Although Shklar originally thought a slowdown would only affect those people trying to access Web pages with the Starr report, he said he's now worried the impact could be much greater because of the downed fiber lines. "It'll be really interesting to see what happens," he said.

For now, it's mainly the government and commercial Internet sites that are publishing the Starr report that seem to be cracking under the pressure. Among the Web sites which were not downloading or which returned error messages Friday included the Government Publishing Office and the Library of Congress. In addition, Yahoo's Starr Report site, those of the major networks (including CBS.com) as well as a special report area on America Online all experienced distress. At one point, CBS.com had over 10-thousand requests per second for the Starr material.

Keynote will be tracking the performance for the government sites as well as major news sites. The latest updates can be accessed at the Keynote link below.

Internet advertising agency DoubleClick has been forwarding e-mail alerts to clients, warning them that a train derailment that occurred in Atlanta around 11:15 am ET cut several fiber cables owned by WorldCom, causing a "major outage." The e-mail says the problem "will affect the performance of all networks."
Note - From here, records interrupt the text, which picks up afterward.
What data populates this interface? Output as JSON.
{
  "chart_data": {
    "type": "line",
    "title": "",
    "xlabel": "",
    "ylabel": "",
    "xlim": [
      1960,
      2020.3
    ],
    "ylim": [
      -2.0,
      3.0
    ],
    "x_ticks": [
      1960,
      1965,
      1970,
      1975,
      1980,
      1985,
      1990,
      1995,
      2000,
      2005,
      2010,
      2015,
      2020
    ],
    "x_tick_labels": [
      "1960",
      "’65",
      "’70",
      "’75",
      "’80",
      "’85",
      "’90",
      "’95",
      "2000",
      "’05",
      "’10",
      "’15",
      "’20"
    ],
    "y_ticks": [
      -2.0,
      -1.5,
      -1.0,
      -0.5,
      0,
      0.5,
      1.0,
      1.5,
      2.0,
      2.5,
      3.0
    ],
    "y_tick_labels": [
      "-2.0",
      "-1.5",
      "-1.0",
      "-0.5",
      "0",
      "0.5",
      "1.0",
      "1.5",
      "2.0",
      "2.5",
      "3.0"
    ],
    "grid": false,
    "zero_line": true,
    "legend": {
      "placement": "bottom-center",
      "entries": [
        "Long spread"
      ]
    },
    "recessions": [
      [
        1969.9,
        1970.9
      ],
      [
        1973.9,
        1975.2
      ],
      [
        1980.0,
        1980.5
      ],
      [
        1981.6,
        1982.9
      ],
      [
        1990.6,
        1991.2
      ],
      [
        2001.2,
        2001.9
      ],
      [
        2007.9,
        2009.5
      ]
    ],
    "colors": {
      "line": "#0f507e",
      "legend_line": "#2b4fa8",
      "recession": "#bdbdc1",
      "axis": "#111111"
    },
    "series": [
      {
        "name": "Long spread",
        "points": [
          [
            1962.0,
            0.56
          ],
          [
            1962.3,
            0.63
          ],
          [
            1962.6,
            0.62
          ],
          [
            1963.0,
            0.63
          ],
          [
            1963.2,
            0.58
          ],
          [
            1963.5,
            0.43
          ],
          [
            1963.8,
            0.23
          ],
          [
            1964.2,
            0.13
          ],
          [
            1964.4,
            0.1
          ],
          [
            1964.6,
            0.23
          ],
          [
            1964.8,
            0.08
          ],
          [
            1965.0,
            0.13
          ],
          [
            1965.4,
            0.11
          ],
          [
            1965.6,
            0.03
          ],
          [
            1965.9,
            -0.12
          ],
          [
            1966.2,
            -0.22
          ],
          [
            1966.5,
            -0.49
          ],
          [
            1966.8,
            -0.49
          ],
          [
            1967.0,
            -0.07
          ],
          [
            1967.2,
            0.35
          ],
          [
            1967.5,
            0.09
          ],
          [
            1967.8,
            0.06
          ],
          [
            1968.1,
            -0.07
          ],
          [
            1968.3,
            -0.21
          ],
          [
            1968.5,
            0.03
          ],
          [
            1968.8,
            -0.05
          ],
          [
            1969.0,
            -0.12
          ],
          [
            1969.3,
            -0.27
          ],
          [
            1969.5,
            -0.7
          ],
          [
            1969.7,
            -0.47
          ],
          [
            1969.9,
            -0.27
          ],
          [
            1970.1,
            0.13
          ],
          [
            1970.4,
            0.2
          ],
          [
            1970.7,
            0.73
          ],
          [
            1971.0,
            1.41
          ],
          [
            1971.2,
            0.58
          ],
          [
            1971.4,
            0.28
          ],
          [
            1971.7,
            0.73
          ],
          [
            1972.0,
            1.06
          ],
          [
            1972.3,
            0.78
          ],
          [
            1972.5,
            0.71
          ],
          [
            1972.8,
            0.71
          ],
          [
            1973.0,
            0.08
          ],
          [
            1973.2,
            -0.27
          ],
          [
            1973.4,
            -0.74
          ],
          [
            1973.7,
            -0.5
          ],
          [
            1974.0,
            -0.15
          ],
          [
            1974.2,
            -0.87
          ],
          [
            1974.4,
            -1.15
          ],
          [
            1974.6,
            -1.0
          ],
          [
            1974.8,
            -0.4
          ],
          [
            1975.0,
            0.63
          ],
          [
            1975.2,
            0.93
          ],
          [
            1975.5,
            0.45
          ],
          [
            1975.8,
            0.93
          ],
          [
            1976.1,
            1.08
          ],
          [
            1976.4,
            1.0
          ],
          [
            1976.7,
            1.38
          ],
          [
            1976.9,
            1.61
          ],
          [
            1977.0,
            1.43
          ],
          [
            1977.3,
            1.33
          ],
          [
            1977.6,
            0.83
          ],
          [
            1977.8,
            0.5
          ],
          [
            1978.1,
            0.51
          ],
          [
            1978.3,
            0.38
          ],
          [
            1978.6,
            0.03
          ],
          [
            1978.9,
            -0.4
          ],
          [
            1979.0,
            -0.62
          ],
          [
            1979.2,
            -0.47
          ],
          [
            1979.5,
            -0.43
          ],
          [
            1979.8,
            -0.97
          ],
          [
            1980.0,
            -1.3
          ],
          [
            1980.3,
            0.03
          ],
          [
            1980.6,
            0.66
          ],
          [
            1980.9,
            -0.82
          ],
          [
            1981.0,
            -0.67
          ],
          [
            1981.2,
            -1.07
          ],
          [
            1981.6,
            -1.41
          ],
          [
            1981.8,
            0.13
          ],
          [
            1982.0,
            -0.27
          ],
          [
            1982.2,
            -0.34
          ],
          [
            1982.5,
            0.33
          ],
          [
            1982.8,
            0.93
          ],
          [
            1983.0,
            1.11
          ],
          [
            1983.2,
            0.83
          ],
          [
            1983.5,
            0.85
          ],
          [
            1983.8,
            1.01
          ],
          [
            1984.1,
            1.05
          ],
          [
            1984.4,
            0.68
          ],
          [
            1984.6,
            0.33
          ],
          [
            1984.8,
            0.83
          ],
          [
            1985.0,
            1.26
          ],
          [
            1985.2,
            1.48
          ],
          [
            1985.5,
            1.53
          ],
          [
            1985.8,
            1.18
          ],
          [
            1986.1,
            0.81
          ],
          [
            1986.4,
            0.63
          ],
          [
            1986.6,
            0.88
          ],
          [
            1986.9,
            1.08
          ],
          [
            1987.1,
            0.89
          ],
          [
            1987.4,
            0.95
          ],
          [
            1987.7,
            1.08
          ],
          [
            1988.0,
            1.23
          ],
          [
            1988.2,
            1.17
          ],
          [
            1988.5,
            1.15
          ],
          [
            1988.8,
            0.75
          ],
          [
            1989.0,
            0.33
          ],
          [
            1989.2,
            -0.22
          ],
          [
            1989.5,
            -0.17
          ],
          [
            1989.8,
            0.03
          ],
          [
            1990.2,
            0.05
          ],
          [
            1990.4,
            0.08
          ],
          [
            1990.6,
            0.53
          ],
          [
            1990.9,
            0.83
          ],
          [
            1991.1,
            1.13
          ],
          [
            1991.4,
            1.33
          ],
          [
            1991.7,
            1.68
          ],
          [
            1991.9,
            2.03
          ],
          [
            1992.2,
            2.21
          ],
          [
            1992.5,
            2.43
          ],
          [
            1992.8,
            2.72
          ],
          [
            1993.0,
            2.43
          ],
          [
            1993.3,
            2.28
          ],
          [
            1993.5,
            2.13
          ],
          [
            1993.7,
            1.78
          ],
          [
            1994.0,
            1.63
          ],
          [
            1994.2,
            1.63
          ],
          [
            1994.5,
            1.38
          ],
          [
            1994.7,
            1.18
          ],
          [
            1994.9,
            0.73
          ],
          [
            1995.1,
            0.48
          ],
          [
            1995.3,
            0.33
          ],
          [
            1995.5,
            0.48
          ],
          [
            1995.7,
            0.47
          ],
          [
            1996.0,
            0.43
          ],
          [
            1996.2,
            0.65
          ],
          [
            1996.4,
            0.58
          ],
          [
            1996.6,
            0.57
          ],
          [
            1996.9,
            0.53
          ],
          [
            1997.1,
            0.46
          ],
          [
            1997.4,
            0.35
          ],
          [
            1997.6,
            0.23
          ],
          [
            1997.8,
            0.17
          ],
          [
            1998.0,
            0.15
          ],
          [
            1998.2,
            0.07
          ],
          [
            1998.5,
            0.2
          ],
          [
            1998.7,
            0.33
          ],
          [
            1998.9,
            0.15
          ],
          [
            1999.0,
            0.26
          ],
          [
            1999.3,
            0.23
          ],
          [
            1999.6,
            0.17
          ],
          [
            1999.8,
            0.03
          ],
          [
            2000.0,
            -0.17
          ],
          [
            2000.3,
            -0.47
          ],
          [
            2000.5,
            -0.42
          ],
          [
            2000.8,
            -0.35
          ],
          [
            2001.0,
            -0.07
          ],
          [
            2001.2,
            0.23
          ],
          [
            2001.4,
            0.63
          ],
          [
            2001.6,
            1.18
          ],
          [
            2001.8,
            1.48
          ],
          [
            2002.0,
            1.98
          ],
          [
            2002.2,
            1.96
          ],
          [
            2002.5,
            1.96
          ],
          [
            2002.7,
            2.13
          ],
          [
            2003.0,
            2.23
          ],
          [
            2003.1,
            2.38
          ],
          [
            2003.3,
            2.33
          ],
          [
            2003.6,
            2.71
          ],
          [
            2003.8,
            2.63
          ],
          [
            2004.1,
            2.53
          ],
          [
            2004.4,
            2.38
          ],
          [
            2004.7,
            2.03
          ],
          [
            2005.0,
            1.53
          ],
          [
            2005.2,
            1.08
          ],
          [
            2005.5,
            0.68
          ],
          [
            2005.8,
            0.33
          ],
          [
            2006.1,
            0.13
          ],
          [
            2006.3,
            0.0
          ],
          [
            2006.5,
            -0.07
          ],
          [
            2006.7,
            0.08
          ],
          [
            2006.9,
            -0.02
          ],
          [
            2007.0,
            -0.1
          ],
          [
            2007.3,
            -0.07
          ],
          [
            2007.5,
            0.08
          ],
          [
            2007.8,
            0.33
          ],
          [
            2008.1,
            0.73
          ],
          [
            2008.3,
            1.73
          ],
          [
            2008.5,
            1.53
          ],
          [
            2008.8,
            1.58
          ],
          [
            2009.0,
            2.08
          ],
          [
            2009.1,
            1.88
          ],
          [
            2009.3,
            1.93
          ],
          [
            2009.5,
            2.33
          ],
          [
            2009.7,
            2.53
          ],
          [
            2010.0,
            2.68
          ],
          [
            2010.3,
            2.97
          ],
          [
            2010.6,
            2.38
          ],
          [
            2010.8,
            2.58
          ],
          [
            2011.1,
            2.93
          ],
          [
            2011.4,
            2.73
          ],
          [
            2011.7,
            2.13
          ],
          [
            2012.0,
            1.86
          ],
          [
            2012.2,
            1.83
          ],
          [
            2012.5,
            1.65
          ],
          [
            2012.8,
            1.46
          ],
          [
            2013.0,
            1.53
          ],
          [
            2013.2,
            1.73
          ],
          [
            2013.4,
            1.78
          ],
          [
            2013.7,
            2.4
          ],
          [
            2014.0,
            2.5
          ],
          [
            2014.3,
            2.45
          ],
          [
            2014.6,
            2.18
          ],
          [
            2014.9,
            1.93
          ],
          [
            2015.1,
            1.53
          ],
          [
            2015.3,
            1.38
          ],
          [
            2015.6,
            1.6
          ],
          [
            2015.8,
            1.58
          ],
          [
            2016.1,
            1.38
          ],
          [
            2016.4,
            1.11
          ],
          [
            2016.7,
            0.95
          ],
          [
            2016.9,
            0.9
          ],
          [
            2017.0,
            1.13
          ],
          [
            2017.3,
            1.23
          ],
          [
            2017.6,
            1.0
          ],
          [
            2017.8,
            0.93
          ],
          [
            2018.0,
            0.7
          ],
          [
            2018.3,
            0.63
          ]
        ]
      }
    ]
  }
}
An MCI employee deferred questions about the train derailment to WorldCom, which could not be reached for comment. Web site hoster Exodus Communications also couldn't be eached.

Typically, when fiber lines are cut and an outage occurs at one point along the Internet, data can be rerouted rather quickly, said Clear Ink engineer Jon Stevens. "Performance goes down for a lot of people, but the data still tends to get through," he said.

Shklar said huge news events of the past, including the death of Princess Diana last year, have had minimal impact on the stability and speed of the Internet. However, the release of the latest version of Microsoft's Internet Explorer browser last September did cause significant problems for Internet users, he said.

Microsoft's browser, he said, will likely be 25 times larger than the Starr document.